6th United States Youth Observer to the United Nations
- In office August 18, 2017 – July 20, 2018
- Preceded by: Nicol Perez
- Succeeded by: Michael Scott Peters

Personal details
- Born: December 2, 1996 (age 29) Minneapolis, Minnesota
- Education: Harvard University

= Munira Khalif =

American politician

Munira Khalif (born 1996) is an American student who served as the 6th United States Youth Observer to the United Nations in 2018-2019.

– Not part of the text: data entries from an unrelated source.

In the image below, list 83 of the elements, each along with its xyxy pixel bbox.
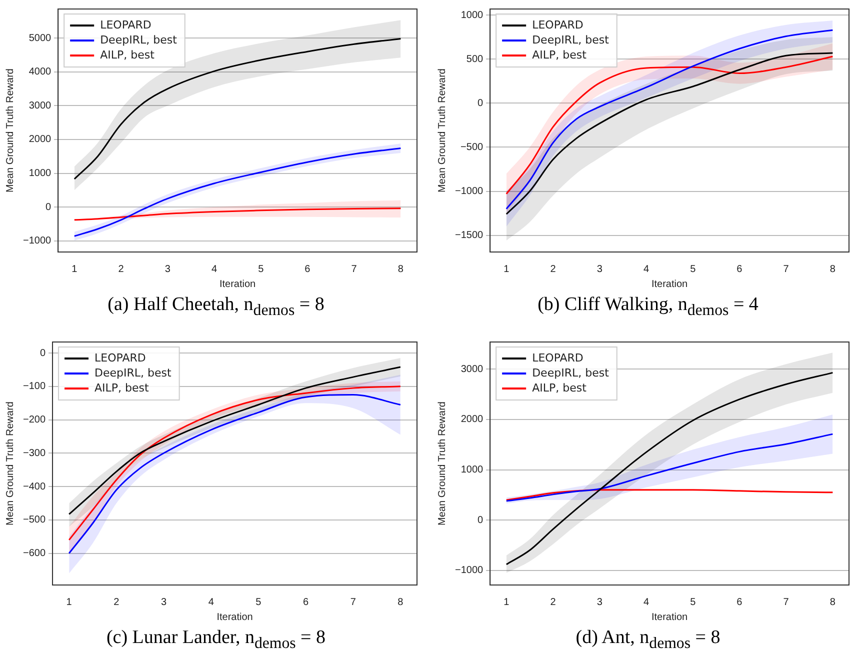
y-tick-label: −1500 [454,230,484,242]
x-tick-label: 1 [504,596,510,608]
x-tick-label: 8 [398,596,404,608]
x-tick-label: 8 [398,264,404,275]
text: (a) Half Cheetah, n$_{demos}$ = 8 [106,293,326,321]
y-axis-title: Mean Ground Truth Reward [436,68,448,192]
line-series [74,208,402,221]
legend-label: AILP, best [94,381,150,394]
y-tick-label: 0 [478,514,484,526]
y-tick-label: 1000 [460,10,484,21]
x-axis-title: Iteration [651,612,688,623]
x-axis-title: Iteration [651,278,688,290]
x-tick-label: 3 [164,264,171,275]
line-series [506,433,834,502]
x-tick-label: 4 [208,596,214,608]
x-tick-label: 7 [351,264,358,275]
x-tick-label: 1 [504,264,510,275]
x-tick-label: 6 [302,596,309,608]
legend-label: AILP, best [532,48,588,62]
legend-label: LEOPARD [532,18,584,32]
legend-label: DeepIRL, best [100,33,178,46]
y-tick-label: −1000 [454,565,484,576]
legend-label: LEOPARD [94,351,146,364]
x-tick-label: 7 [350,596,356,608]
y-tick-label: 2000 [28,134,52,146]
x-tick-label: 3 [596,264,603,275]
y-tick-label: −500 [22,514,46,526]
x-tick-label: 8 [830,596,836,608]
legend-label: LEOPARD [532,351,584,364]
x-tick-label: 4 [211,264,218,275]
legend-label: AILP, best [100,48,156,62]
x-tick-label: 8 [830,264,836,275]
y-tick-label: 2000 [460,414,484,426]
text: (c) Lunar Lander, n$_{demos}$ = 8 [105,626,327,654]
x-tick-label: 7 [783,264,790,275]
text: (b) Cliff Walking, n$_{demos}$ = 4 [536,293,760,321]
legend-label: DeepIRL, best [532,366,610,380]
y-tick-label: 0 [40,348,46,359]
x-tick-label: 2 [118,264,124,275]
x-tick-label: 4 [643,264,650,275]
y-tick-label: −100 [22,381,46,392]
x-tick-label: 6 [736,596,743,608]
y-axis-title: Mean Ground Truth Reward [4,402,16,526]
x-tick-label: 2 [550,596,556,608]
legend-label: AILP, best [532,381,588,394]
x-tick-label: 1 [66,596,72,608]
x-tick-label: 5 [258,264,264,275]
y-tick-label: −200 [22,414,46,426]
x-axis-title: Iteration [219,278,256,290]
x-tick-label: 5 [690,264,696,275]
x-tick-label: 1 [72,264,78,275]
y-tick-label: −300 [22,448,46,459]
y-tick-label: 1000 [460,464,484,476]
legend-label: LEOPARD [100,18,152,32]
y-axis-title: Mean Ground Truth Reward [4,68,16,192]
y-tick-label: −400 [22,481,46,492]
y-tick-label: 3000 [460,364,484,375]
x-tick-label: 3 [160,596,167,608]
x-tick-label: 5 [256,596,262,608]
x-tick-label: 6 [736,264,743,275]
x-tick-label: 3 [596,596,603,608]
y-tick-label: 1000 [28,168,52,180]
y-tick-label: 4000 [28,66,52,78]
y-tick-label: −500 [460,142,484,153]
y-tick-label: 500 [466,54,484,65]
x-tick-label: 5 [690,596,696,608]
legend-label: DeepIRL, best [94,366,172,380]
y-tick-label: 0 [478,98,484,109]
y-tick-label: 3000 [28,100,52,112]
y-tick-label: 5000 [28,32,52,44]
text: (d) Ant, n$_{demos}$ = 8 [574,626,722,654]
x-tick-label: 7 [783,596,790,608]
x-tick-label: 2 [550,264,556,275]
y-tick-label: 0 [46,202,52,213]
y-tick-label: −1000 [22,236,52,247]
y-tick-label: −1000 [454,186,484,197]
y-tick-label: −600 [22,548,46,560]
x-tick-label: 2 [114,596,120,608]
x-tick-label: 6 [304,264,311,275]
x-axis-title: Iteration [216,612,253,623]
x-tick-label: 4 [643,596,650,608]
y-axis-title: Mean Ground Truth Reward [436,402,448,526]
legend-label: DeepIRL, best [532,33,610,46]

== Early life and career ==
Born and raised in Minneapolis, Minnesota, Khalif is a first-generation Somali-American. She attended Mounds Park Academy for high school and served as commencement speaker, graduating in 2015. Khalif made national headlines in 2015 when she was accepted to all eight Ivy League schools, as well as Georgetown, Stanford and the University of Minnesota.

Khalif currently studies economics and government at Harvard University. Khalif co-founded a youth-run non-profit organization called Lighting the Way, which works to make education more accessible and equitable for girls in East Africa. Khalif is an advisor with GirlUp through the United Nations Foundation.

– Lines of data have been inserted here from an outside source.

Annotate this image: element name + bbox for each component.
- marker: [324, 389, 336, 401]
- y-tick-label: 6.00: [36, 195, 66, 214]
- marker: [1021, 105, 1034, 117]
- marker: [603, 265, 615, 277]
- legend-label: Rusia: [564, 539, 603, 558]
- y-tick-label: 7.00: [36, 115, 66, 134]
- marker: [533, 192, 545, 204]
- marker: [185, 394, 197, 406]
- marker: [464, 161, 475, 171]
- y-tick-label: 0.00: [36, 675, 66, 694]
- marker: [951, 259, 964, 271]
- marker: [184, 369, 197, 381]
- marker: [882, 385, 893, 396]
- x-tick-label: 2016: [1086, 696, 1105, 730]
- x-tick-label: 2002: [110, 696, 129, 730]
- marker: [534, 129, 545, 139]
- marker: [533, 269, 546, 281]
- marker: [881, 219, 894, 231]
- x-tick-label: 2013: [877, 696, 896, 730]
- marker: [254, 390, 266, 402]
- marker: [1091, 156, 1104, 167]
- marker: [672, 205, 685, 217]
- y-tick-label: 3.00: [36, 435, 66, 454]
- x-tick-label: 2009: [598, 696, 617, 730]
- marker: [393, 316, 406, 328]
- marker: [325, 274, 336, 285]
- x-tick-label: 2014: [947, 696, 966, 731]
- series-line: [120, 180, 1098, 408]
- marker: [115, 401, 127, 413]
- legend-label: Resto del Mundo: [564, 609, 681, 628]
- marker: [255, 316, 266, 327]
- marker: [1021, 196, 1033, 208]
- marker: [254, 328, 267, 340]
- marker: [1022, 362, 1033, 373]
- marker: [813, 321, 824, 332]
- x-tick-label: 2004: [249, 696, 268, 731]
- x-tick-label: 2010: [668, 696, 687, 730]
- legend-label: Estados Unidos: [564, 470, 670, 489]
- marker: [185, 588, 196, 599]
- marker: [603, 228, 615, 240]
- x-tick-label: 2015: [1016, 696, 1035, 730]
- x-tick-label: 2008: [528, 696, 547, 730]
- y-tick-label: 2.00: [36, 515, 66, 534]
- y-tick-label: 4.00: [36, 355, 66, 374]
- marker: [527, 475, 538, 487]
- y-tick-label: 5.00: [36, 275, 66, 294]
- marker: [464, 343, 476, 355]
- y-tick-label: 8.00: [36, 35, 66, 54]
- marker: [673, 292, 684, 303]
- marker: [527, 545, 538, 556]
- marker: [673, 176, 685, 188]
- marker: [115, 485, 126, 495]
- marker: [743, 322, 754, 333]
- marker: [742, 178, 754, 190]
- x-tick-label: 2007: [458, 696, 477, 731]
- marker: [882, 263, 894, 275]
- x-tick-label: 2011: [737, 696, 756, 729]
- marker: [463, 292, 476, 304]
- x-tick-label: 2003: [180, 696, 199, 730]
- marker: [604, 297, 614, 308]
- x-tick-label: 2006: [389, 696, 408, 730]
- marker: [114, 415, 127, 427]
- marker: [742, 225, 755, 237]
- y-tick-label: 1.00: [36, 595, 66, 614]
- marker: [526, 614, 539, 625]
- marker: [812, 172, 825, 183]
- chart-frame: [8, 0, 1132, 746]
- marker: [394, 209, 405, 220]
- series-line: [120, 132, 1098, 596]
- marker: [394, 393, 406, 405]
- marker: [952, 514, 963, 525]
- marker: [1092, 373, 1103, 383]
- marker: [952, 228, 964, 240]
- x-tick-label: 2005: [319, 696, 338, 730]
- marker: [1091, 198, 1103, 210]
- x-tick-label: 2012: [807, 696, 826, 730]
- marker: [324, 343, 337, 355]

== Role as U.S. Youth Observer to the UN ==
Khalif was appointed to serve as U.S. Youth Observer to the United Nations in 2017. Created to elevate youth voices in the global policy dialogue, the U.S. Youth Observer to the UN is a role appointed annually by the U.S. Department of State and United Nations Association of the United States of America. As a correspondent between U.S. missions to the UN and American youth, the Youth Observer travels throughout the United States to discover the issues important to young Americans and participates with the U.S. delegation at international organization meetings. Thirty other countries currently have U.N. youth observers.

Munira was awarded the UN Special Envoy for Global Education’s Youth Courage Award, which honors young people fighting for universal education. She was one of nine recipients chosen from around the world to receive the honor. Munira was invited twice to attend the annual White House Iftar dinner, which celebrates Muslim-American trailblazers both in the public and private sector.